The new opposition coalition, known as the United Front of Ethiopian Federalist and Confederalist Forces, under the leadership of the Tigrayans, announced that they planned a regime change in Ethiopia either through force or negotiations. The other groups in the coalition like the Agaw Democratic Movement, the Oromo Liberation Army and the Somali State Resistance, are much smaller movements with little firepower. But the military reverses suffered by the Federal government has no doubt emboldened many of the separatist groups. The government has sought to downplay the significance of the new military and political alliance.

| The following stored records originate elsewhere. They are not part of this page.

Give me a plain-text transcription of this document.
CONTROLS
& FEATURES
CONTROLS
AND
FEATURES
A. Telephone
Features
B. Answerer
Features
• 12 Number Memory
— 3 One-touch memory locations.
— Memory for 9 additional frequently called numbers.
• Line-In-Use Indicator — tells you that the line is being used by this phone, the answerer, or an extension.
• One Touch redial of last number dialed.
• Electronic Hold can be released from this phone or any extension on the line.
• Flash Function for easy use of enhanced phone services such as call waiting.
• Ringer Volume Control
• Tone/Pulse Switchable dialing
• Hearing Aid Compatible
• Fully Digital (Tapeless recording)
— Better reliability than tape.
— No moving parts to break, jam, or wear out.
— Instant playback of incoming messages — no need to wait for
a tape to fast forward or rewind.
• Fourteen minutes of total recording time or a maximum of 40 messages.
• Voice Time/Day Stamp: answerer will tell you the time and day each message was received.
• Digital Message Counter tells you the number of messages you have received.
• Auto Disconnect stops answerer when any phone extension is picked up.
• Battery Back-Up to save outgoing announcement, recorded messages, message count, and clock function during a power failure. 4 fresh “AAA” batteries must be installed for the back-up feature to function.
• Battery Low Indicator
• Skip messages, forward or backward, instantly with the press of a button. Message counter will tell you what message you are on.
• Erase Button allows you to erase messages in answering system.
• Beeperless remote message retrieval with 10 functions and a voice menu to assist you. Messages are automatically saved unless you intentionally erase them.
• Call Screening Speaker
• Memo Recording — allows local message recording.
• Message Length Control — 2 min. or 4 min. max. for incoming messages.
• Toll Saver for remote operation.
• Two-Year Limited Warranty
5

Ethiopia’s attorney general, Gideon Timotheos, said that the formation of the alliance was a “publicity stunt”. Many of the groups that are part of the alliance “are not really organisations that have any traction,” he said.

Speaking a day after declaring a nationwide “state of emergency”, Prime Minister Abiy urged his countrymen to defend the capital “with their blood and bones” in order “to bury the enemy and uphold Ethiopia’s dignity and flag”. In a very combative speech, he said that the enemy was “digging a deep pit”. He pledged that Ethiopia would not be allowed to disintegrate and said that “the enemy will be buried” in the “deep pit”.

Ethiopia is also facing external threats. It is locked in a territorial dispute with Sudan. Egypt has joined Sudan in protesting against the commissioning of the Grand Renaissance Dam by the Ethiopian government to harness the waters of the Blue Nile, which originates from the Ethiopian highlands. The waters of the Nile are crucial to downriver countries such as Egypt and the Sudan. Both Cairo and Khartoum are using belligerent rhetoric against Addis Ababa, threatening to resort to force if the dam becomes fully operational.